Image Courtesy of Wikimedia Commons.

The emergence of the COVID-19 pandemic resurfaced the necessity for pathogenic surveillance––that is, the detection of emerging and unknown disease agents. One mechanism for uncovering these pathogens is genomic sequencing of patient nasal swabs, which identifies present viruses. Sequencing hundreds of samples, however, is expensive and inefficient. To solve this issue, a team of Yale researchers, including Ph.D. student Timothy Watkins in the Foxman lab, found that a single molecule involved in the body’s immune response to viral infection can be tested by clinicians, aiding in the prioritization of samples to be sent for further genomic analysis. This biomarker, CXCL10, is a chemokinea protein released during viral infection that signals for the recruitment of other immune cells. 

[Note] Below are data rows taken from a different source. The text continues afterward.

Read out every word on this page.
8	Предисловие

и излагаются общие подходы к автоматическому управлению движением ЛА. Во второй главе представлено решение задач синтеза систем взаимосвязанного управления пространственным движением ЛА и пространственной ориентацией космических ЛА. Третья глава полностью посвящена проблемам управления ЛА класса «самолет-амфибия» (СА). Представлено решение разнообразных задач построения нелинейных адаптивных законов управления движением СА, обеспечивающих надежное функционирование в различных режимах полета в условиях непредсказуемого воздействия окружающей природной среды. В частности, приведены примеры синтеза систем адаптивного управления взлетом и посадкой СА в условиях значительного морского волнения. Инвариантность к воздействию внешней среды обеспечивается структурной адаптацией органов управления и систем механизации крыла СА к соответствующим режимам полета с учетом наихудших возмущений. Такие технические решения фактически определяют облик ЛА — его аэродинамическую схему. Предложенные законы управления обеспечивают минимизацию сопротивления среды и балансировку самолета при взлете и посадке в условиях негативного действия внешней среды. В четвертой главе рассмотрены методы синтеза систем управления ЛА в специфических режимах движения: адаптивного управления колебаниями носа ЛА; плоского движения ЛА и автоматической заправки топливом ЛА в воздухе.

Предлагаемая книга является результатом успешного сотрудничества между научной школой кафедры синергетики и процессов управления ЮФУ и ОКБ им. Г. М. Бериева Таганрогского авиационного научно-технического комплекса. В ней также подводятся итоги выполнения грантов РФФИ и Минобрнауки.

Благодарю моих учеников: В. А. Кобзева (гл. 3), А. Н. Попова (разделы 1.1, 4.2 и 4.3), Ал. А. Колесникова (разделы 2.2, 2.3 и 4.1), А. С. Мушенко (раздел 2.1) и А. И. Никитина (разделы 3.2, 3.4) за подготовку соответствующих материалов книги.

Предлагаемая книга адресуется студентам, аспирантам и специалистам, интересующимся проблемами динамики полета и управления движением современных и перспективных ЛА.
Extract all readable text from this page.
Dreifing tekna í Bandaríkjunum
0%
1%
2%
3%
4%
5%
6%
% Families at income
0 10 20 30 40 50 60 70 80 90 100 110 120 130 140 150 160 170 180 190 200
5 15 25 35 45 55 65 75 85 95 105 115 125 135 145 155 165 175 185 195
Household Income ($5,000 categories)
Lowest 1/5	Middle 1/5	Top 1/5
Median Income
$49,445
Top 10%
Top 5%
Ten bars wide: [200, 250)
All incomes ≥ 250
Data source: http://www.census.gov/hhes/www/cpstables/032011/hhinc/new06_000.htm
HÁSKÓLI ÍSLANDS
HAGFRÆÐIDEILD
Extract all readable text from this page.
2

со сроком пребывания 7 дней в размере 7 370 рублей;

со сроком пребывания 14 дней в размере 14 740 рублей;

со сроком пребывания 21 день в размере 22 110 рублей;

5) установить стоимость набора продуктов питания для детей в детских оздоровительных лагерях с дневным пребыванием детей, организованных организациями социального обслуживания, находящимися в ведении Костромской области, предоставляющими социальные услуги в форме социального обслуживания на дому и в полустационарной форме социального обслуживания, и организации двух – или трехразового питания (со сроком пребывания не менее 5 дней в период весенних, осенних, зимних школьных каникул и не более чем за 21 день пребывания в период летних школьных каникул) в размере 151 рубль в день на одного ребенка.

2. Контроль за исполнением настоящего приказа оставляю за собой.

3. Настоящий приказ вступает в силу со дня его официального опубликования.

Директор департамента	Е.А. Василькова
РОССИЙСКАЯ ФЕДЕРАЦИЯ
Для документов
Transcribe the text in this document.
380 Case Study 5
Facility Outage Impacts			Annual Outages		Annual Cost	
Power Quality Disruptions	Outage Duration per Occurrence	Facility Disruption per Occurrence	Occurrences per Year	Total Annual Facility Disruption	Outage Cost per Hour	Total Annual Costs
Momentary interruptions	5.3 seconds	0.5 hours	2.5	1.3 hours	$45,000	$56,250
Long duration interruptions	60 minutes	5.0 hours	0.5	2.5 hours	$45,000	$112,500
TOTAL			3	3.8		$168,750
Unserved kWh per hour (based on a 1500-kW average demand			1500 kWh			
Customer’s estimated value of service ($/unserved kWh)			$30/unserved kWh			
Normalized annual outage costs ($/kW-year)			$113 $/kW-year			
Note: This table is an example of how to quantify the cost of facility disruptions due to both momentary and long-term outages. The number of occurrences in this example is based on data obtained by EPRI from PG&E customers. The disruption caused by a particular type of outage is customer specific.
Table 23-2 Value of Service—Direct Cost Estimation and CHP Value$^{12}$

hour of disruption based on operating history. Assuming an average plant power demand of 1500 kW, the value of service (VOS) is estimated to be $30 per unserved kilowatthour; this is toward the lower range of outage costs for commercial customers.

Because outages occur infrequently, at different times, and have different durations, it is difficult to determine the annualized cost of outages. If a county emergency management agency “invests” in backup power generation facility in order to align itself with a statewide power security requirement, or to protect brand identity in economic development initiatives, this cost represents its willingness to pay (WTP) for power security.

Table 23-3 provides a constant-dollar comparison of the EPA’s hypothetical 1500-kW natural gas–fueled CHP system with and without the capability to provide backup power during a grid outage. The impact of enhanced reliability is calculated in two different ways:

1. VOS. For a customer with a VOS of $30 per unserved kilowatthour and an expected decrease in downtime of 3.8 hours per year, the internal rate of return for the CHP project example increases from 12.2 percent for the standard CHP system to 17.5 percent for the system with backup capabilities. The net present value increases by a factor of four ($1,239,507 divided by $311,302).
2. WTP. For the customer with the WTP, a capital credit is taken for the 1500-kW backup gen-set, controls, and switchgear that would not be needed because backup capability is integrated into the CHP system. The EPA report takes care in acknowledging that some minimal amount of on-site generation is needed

Watkins and his colleagues tested for the presence of CXCL10 in patient nasal swabs and found an association between increased CXCL10 and previously-unknown viral infection. For one, in samples with undetected SARS-CoV-2, CXCL10 elevation was the differentiating factor between otherwise indistinguishable samples. Furthermore, CXCL10 is produced in large quantities, making it easily testable, and is a nonspecific signal of viral immune responses.

These results provide a means by which to increase the efficiency of surveilling threatening pathogens. “If someone exhibits symptoms of respiratory infection, CXCL10 may be high, but clinical tests may not pick up the virus infecting them […] You should do deeper sequencing to identify it, in case it’s something unusual or an emerging virus that isn’t regularly tested for,” Watkins said. In the short term, research efforts focus on further developing the clinical applicability of their techniques––developments that would allow for these methods to be used on a larger scale, with the hopes of detecting unknown viruses before they have the opportunity to cause the next pandemic.